25 years ago the critics and naysayers derided this version of Peter Pan as being nothing more than infantile, childish and over-the-top in its delivery. 25 years later, whilst it is still considered a black sheep on Spielberg's filmography, this somewhat refreshing and alternate take on the Pan story, gave it its fair due as an underrated & Spielberg diamond in the rough. & for Williams, Roberts and Hoffman, their careers after Hook were on the up during the 1990s, right after the release of this film.  

I didn't really find much fault with Hook, besides Peter's daughter, Maggie and his wife. All the other characters were interesting, especially the antagonist, Captain Hook (played exceptionally well by Dustin Hoffman). The performances by the main stars were terrific in my book; including those of Julia Roberts, whereby most of the unfair bashing of this film was aimed directly at her role as fairy Tinkerbell. 

The stylistic choices that are in this film would have been accepted better, had Hook been made and released today, rather than in 1991. 

Hook may not be top of everyone's favourite Robin Williams movies list, but for someone like myself who grew up as a child in 1991 and saw him kick pirate ass, as well as unveiling all of his emotional layers in his portrayal as Peter Pan that I never thought he had before as a character actor, Robin truly did him justice. Thus proving he really can play any role and in any genre. 

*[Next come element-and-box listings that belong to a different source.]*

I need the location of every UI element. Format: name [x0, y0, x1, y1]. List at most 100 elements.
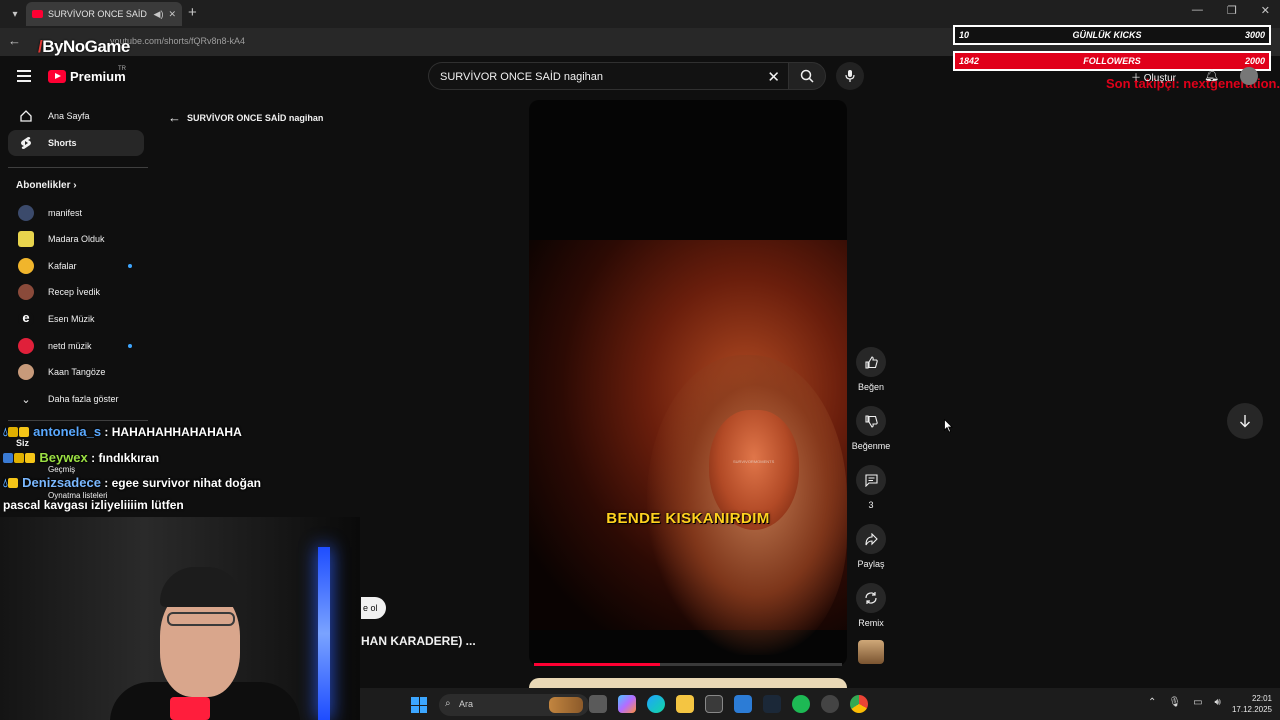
sidebar-item-home[interactable]: Ana Sayfa: [8, 103, 144, 129]
chevron-up-icon[interactable]: ⌃: [1148, 697, 1156, 708]
show-more-label: Daha fazla göster: [48, 394, 119, 404]
browser-back-button[interactable]: ←: [8, 33, 21, 48]
minimize-icon[interactable]: —: [1192, 4, 1203, 17]
microphone-icon: [845, 70, 855, 82]
tab-audio-icon[interactable]: ◀): [154, 9, 164, 20]
display-icon[interactable]: ▭: [1193, 697, 1202, 708]
store-icon[interactable]: [705, 695, 723, 713]
remix-action[interactable]: Remix: [851, 583, 891, 628]
arrow-left-icon: ←: [168, 110, 181, 125]
video-progress-bar[interactable]: [534, 663, 842, 666]
subscribe-button-partial[interactable]: e ol: [361, 597, 386, 619]
taskbar-search-placeholder: Ara: [459, 699, 474, 709]
new-content-dot: [128, 264, 132, 268]
copilot-icon[interactable]: [618, 695, 636, 713]
chat-username[interactable]: Beywex: [39, 450, 87, 465]
video-progress-fill: [534, 663, 661, 666]
file-explorer-icon[interactable]: [676, 695, 694, 713]
comment-count: 3: [868, 500, 874, 510]
chevron-down-icon: ⌄: [21, 393, 31, 406]
steam-icon[interactable]: [763, 695, 781, 713]
obs-icon[interactable]: [821, 695, 839, 713]
chat-text: : egee survivor nihat doğan: [104, 476, 261, 490]
dislike-label: Beğenme: [851, 441, 891, 451]
crown-badge-icon: [18, 427, 29, 437]
tab-close-icon[interactable]: ✕: [168, 9, 176, 20]
chat-text: : fındıkkıran: [91, 451, 160, 465]
video-frame: SURVIVORMOMENTS: [529, 240, 847, 655]
search-button[interactable]: [788, 62, 826, 90]
notifications-bell-icon[interactable]: 🔔︎: [1204, 68, 1219, 82]
create-label: Oluştur: [1143, 73, 1177, 84]
clock-time: 22:01: [1251, 694, 1272, 703]
search-term-title: SURVİVOR ONCE SAİD nagihan: [187, 112, 324, 123]
channel-name: Recep İvedik: [48, 287, 101, 297]
channel-avatar: [18, 338, 34, 354]
channel-thumbnail[interactable]: [858, 640, 884, 664]
voice-search-button[interactable]: [836, 62, 864, 90]
channel-name: Madara Olduk: [48, 234, 105, 244]
url-field[interactable]: youtube.com/shorts/fQRv8n8-kA4: [110, 36, 245, 46]
edge-icon[interactable]: [647, 695, 665, 713]
youtube-play-icon: [48, 70, 66, 83]
chrome-icon[interactable]: [850, 695, 868, 713]
youtube-favicon-icon: [32, 10, 43, 18]
sidebar-item-shorts[interactable]: Shorts: [8, 130, 144, 156]
streamer-webcam: [0, 517, 360, 720]
screen: ▾ SURVİVOR ONCE SAİD nagihan ◀) ✕ + — ❐ …: [0, 0, 1280, 720]
sidebar-channel[interactable]: Recep İvedik: [8, 279, 144, 305]
mail-icon[interactable]: [734, 695, 752, 713]
system-tray: ⌃ 🎙︎ ▭ 🔊︎: [1148, 697, 1221, 708]
account-avatar[interactable]: [1240, 67, 1258, 85]
sidebar-channel[interactable]: Madara Olduk: [8, 226, 144, 252]
remix-icon: [856, 583, 886, 613]
kick-goal-label: GÜNLÜK KICKS: [1072, 30, 1142, 40]
channel-avatar: [18, 258, 34, 274]
comments-action[interactable]: 3: [851, 465, 891, 510]
sidebar-channel[interactable]: Kafalar: [8, 253, 144, 279]
subscriptions-heading[interactable]: Abonelikler ›: [16, 180, 77, 191]
like-label: Beğen: [857, 382, 885, 392]
back-to-search[interactable]: ← SURVİVOR ONCE SAİD nagihan: [168, 110, 323, 125]
close-window-icon[interactable]: ✕: [1261, 4, 1270, 17]
bynogame-overlay-logo: /ByNoGame: [38, 37, 130, 56]
search-box[interactable]: SURVİVOR ONCE SAİD nagihan ✕: [428, 62, 788, 90]
chat-message-continuation: pascal kavgası izliyeliiiim lütfen: [3, 498, 184, 512]
create-button[interactable]: ＋ Oluştur: [1131, 69, 1176, 84]
plus-icon: ＋: [1131, 73, 1144, 84]
search-input[interactable]: SURVİVOR ONCE SAİD nagihan: [440, 71, 603, 83]
sidebar-show-more[interactable]: ⌄ Daha fazla göster: [8, 386, 144, 412]
chat-username[interactable]: Denizsadece: [22, 475, 101, 490]
crown-badge-icon: [25, 453, 35, 463]
new-tab-button[interactable]: +: [188, 4, 197, 21]
windows-start-icon[interactable]: [411, 697, 427, 713]
sub-badge-icon: [14, 453, 24, 463]
like-action[interactable]: Beğen: [851, 347, 891, 392]
system-clock[interactable]: 22:01 17.12.2025: [1230, 693, 1272, 715]
sidebar-item-label: Ana Sayfa: [48, 111, 90, 121]
sidebar-channel[interactable]: Kaan Tangöze: [8, 359, 144, 385]
chat-message: 💧︎ Denizsadece : egee survivor nihat doğ…: [3, 475, 323, 491]
sidebar-channel[interactable]: manifest: [8, 200, 144, 226]
sidebar-item-history[interactable]: Geçmiş: [48, 465, 75, 474]
microphone-tray-icon[interactable]: 🎙︎: [1168, 697, 1181, 708]
clear-search-icon[interactable]: ✕: [767, 68, 780, 86]
browser-tab[interactable]: SURVİVOR ONCE SAİD nagihan ◀) ✕: [26, 2, 182, 26]
next-video-button[interactable]: [1227, 403, 1263, 439]
sidebar-channel[interactable]: netd müzik: [8, 333, 144, 359]
sidebar-channel[interactable]: e Esen Müzik: [8, 306, 144, 332]
chat-message: Beywex : fındıkkıran: [3, 450, 323, 465]
volume-icon[interactable]: 🔊︎: [1215, 697, 1221, 708]
taskbar-search[interactable]: ⌕ Ara: [439, 694, 589, 716]
chat-username[interactable]: antonela_s: [33, 424, 101, 439]
dislike-action[interactable]: Beğenme: [851, 406, 891, 451]
share-label: Paylaş: [857, 559, 885, 569]
spotify-icon[interactable]: [792, 695, 810, 713]
maximize-icon[interactable]: ❐: [1227, 4, 1237, 17]
tab-search-button[interactable]: ▾: [6, 5, 24, 23]
task-view-icon[interactable]: [589, 695, 607, 713]
shorts-video-player[interactable]: SURVIVORMOMENTS BENDE KISKANIRDIM: [529, 100, 847, 666]
menu-icon[interactable]: [17, 70, 31, 85]
share-action[interactable]: Paylaş: [851, 524, 891, 569]
youtube-premium-logo[interactable]: Premium TR: [48, 66, 126, 84]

Arguably, it's a live-action Peter Pan film that remains truer & far closer to the original source material than 2015's Pan & 2003's Peter Pan.

If I have to choose one- and one movie only to treasure for the rest of my life, it would definitely be Hook

I love so many of his movies, but truly, this one, alongside Good Morning, Vietnam - performance-wise springs to mind the most and stands out for me when it comes to Robin Williams. 

Thanks to him, Pan, was indeed, the man.